The City Council has set aside four million kroner annually for the next four years

The City Council is on the lookout for a team of private inspectors to detect and stop the use of underpaid and illegal workers at hundreds of construction and worksites across the city.

The private team is expected to start work on June 1 and its duties includes undertaking at least 400 annual random checks at distributors and subcontractors working for the City Council to ensure that they offer their employees proper wage and employment terms.

“When we built our new Water Culture House in Valby, there was a subcontractor that had hired some Polish workers on 40 kroner an hour,” Frank Jensen (S), Copenhagen’s mayor, told Politiken newspaper.

“We simply won’t stand for employees being exploited via council contracts and tasks. Social dumping is disgusting.”
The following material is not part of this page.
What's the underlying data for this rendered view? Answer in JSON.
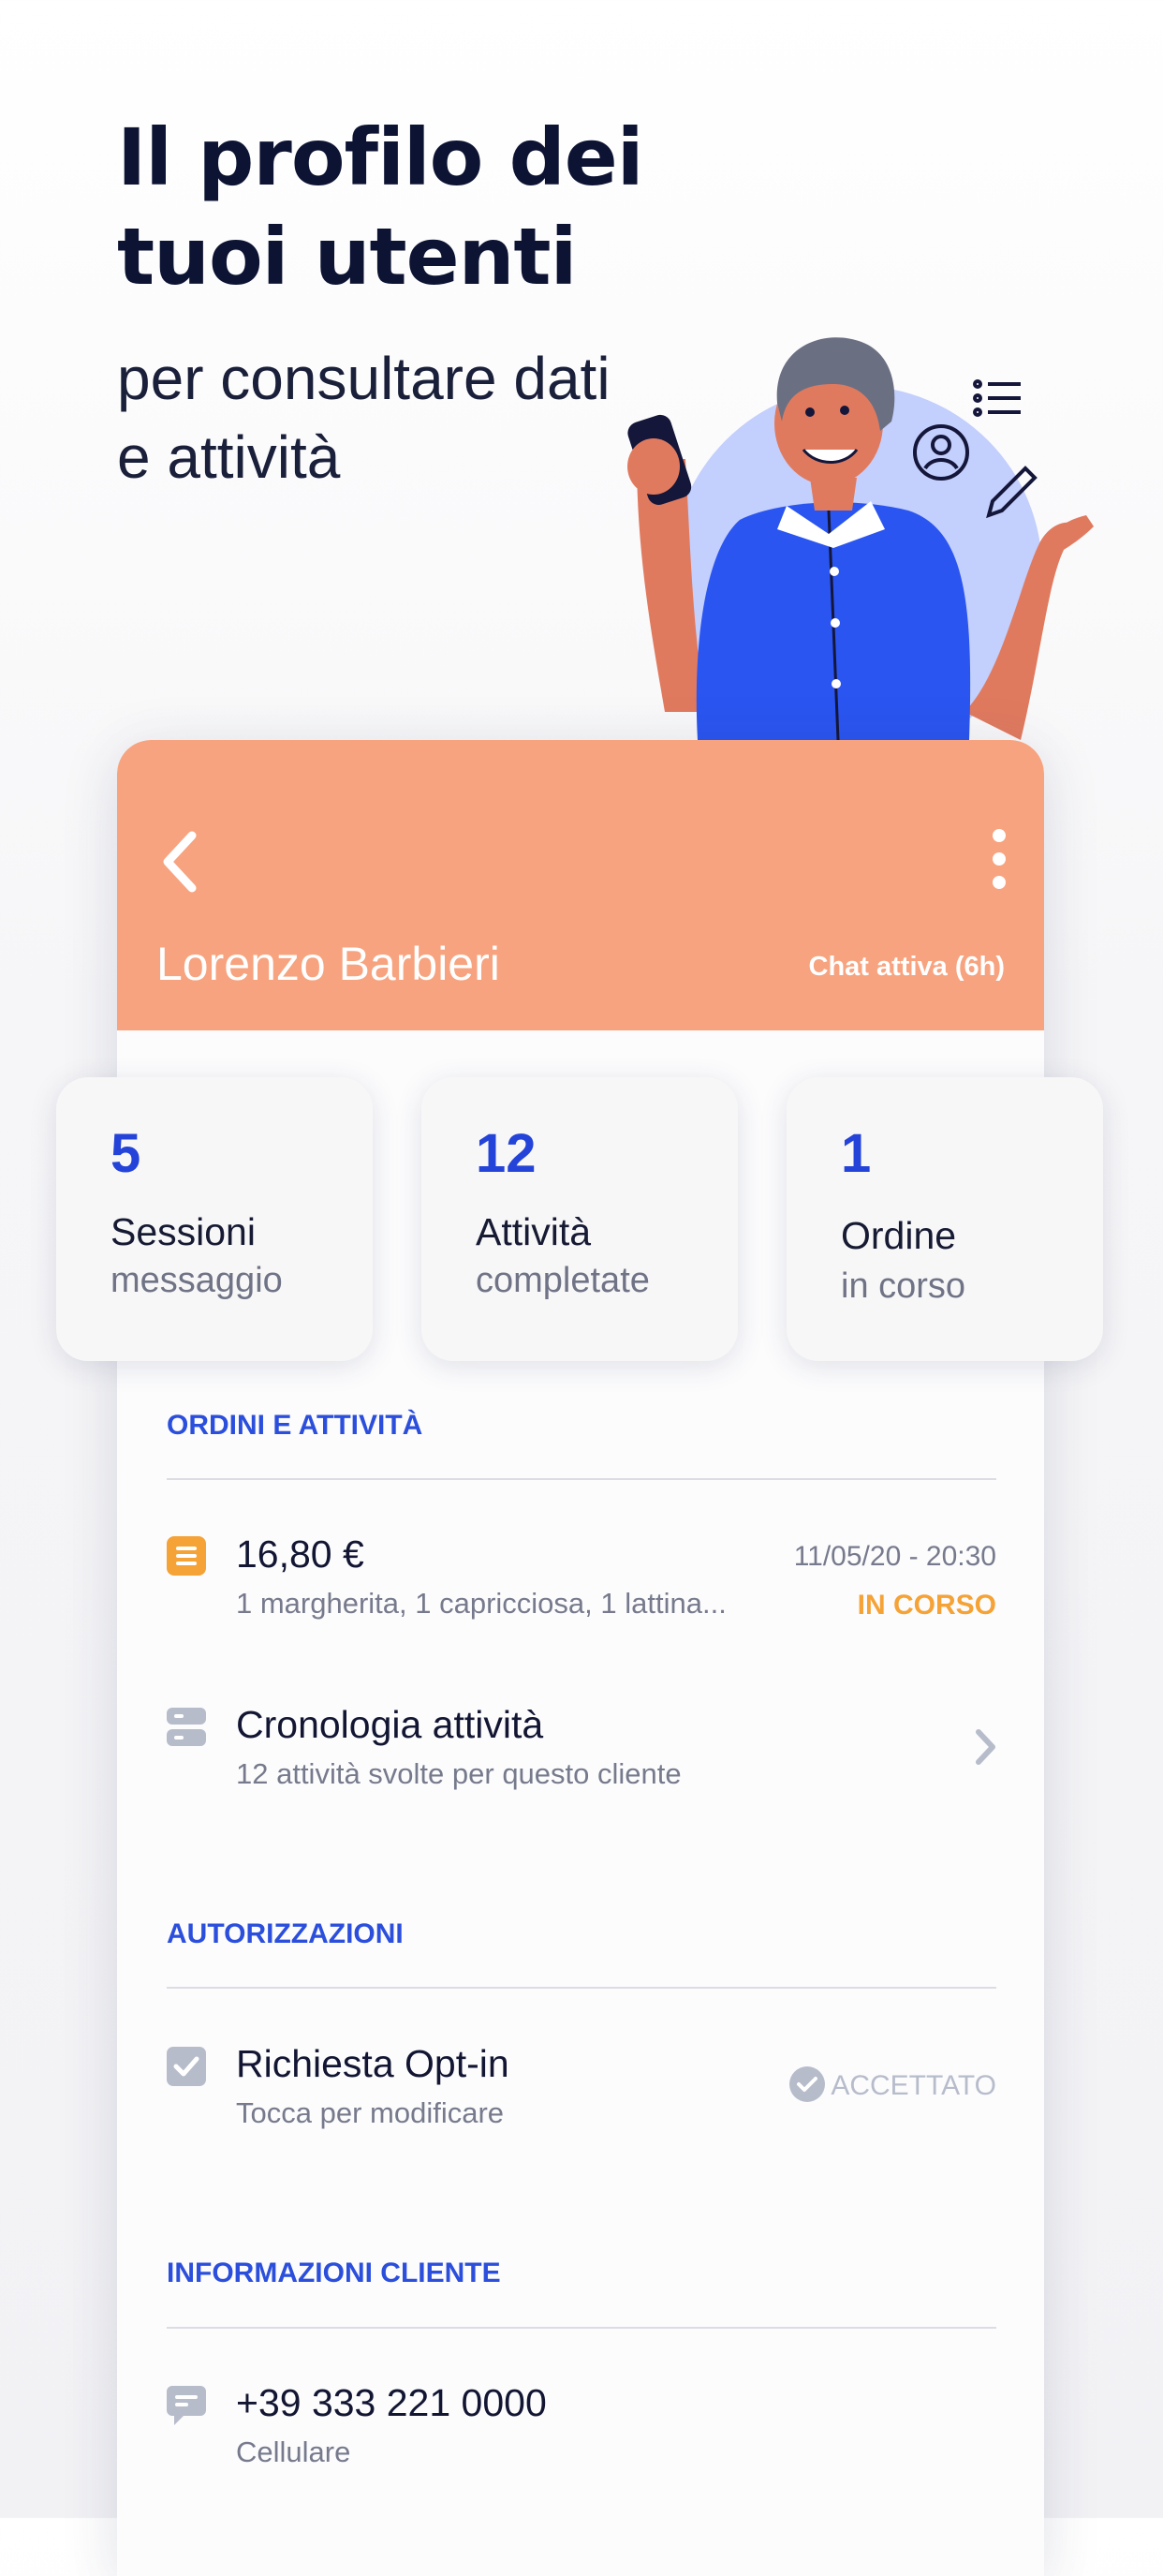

The random checks will be unannounced and will include the checking of wage slips, employment contracts and accounts, as well as the photo ID of the employees.

READ MORE: Construction sector gets tool to fight social dumping

Could be foreign
The City Council has set aside four million kroner annually for the next four years to fund the effort, and with a contract sum of that size, the task will be offered to the entire EU and Jensen wouldn’t rule out a foreign contractor.

“We expect that this task could interest law firms, accountants and engineer consultants,” Jensen said, convinced that other councils in Denmark would keenly follow the results of Copenhagen’s initiative.

While many of the unions support the city’s attempt to stop social dumping, construction advocate organisation Dansk Byggeri contends that the current monitoring system is adequate as it is.